Executing large number of self-regulating tasks or tasks that execute minimal inter-task communication in analogous is a common requirement in many domains. In this paper, we present our knowledge in applying two new Microsoft technologies Dryad and Azure to three bioinformatics applications. We also contrast with traditional MPI and Apache Hadoop MapReduce completion in one example. The applications are an EST (Expressed Sequence Tag) series assembly program, PhyloD statistical package to recognize HLA-associated viral evolution, and a pairwise Alu gene alignment application. We give detailed presentation discussion on a 768 core Windows HPC Server cluster and an Azure cloud. All the applications start with a "doubly data parallel step" connecting independent data chosen from two parallel (EST, Alu) or two different databases (PhyloD). There are different structures for final stages in each application.

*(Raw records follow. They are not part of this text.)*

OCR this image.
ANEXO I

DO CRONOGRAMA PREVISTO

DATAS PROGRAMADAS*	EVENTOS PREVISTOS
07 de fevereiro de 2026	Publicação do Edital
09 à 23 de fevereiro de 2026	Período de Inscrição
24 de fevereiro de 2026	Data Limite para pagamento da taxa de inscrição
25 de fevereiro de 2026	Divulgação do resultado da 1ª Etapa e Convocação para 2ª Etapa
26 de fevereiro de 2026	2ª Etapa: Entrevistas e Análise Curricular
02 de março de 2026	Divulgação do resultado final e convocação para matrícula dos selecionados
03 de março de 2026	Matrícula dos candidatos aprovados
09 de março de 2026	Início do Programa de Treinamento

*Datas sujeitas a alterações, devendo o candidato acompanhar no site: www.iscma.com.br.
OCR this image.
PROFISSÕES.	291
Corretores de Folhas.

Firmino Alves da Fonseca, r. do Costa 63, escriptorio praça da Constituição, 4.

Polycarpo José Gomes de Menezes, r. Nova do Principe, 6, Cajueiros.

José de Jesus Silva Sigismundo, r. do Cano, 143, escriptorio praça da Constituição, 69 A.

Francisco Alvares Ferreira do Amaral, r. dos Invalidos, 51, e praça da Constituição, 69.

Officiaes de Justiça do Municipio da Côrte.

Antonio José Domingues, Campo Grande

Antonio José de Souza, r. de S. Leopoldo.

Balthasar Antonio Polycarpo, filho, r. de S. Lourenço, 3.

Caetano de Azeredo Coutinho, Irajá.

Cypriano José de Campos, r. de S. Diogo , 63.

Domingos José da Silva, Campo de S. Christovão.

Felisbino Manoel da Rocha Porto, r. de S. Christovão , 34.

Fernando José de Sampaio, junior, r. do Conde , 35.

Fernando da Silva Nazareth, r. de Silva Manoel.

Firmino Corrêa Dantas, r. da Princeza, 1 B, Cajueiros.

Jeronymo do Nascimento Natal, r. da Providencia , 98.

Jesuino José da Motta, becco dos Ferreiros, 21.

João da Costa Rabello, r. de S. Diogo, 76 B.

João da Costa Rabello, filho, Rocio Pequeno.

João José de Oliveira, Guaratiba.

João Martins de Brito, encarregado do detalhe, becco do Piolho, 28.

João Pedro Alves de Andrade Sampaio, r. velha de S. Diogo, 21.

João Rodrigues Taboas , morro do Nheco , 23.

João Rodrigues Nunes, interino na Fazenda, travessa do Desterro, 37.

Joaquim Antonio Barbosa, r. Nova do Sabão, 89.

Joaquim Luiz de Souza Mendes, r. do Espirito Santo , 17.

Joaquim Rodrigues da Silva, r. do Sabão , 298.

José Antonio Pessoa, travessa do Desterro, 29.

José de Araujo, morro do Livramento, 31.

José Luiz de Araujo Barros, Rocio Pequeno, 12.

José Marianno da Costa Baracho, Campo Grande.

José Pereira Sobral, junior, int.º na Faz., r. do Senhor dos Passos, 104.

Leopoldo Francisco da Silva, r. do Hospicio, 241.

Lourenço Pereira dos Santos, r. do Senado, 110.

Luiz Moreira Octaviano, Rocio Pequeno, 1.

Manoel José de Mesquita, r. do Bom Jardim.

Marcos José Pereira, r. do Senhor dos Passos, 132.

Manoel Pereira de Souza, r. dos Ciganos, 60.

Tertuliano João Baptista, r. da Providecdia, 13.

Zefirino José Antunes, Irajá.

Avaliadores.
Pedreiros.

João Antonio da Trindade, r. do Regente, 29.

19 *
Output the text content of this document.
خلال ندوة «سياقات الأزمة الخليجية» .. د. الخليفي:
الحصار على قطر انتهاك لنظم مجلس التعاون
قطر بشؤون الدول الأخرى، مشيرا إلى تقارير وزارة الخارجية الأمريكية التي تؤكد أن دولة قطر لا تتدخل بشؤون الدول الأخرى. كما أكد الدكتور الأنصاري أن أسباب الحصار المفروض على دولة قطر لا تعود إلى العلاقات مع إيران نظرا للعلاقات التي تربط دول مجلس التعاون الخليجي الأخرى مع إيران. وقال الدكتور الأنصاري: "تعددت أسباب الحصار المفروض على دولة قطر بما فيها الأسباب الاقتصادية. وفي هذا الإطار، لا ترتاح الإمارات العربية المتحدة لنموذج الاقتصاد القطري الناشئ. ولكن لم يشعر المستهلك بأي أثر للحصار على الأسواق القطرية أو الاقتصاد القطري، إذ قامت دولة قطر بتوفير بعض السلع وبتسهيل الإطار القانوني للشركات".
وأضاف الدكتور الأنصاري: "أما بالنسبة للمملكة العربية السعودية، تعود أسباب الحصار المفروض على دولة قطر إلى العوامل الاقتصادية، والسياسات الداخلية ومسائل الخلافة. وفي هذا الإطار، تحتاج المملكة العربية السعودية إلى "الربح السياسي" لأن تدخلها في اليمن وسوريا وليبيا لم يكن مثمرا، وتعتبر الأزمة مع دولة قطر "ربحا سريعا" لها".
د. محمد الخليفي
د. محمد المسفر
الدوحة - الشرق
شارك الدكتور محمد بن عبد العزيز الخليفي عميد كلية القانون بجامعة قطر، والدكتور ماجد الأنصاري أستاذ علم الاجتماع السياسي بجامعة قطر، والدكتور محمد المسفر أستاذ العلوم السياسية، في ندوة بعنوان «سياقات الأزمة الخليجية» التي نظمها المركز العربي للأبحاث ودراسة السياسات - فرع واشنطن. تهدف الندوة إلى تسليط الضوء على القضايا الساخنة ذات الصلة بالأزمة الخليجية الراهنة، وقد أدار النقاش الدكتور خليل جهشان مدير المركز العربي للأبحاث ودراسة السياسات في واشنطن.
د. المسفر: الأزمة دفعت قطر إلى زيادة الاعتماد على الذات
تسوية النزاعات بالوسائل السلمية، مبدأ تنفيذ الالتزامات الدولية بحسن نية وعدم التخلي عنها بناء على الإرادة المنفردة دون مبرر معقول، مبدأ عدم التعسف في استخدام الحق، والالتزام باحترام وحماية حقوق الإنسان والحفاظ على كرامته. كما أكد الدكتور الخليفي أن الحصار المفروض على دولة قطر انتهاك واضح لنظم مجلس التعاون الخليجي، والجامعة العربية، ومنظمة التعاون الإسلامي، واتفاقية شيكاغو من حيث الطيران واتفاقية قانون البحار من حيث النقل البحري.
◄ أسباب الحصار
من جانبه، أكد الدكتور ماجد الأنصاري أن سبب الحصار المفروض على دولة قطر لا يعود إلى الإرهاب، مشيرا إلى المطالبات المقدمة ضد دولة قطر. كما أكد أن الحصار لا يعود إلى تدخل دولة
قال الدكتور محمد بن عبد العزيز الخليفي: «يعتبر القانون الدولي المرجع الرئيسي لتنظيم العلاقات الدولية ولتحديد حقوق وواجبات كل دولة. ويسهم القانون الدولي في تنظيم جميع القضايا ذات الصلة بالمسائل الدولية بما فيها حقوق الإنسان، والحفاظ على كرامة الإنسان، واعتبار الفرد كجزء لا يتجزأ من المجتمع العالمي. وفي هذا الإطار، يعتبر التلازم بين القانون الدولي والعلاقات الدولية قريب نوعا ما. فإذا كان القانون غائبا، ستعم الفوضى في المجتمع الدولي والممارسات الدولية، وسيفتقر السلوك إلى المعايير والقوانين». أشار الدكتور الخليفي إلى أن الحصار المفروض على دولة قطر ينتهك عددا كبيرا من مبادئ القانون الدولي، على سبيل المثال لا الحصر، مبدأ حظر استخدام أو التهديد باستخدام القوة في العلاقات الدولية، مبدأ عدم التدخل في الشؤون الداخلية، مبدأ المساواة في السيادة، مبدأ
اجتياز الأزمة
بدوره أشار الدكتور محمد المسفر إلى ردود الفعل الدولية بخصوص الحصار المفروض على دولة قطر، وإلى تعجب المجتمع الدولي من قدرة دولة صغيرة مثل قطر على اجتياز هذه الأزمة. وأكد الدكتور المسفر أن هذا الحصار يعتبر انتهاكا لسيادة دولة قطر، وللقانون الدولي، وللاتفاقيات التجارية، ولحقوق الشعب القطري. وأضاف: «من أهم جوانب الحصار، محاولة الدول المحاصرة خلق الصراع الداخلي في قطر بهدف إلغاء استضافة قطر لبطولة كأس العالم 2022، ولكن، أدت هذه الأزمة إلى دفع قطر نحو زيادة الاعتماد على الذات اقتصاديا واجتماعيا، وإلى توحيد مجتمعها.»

scite is a Brooklyn-based organization that helps researchers better discover and understand research articles through Smart Citations–citations that display the context of the citation and describe whether the article provides supporting or contrasting evidence. scite is used by students and researchers from around the world and is funded in part by the National Science Foundation and the National Institute on Drug Abuse of the National Institutes of Health.
hi@scite.ai
10624 S. Eastern Ave., Ste. A-614
Henderson, NV 89052, USA
Copyright © 2024 scite LLC. All rights reserved.
Made with 💙 for researchers
Part of the Research Solutions Family.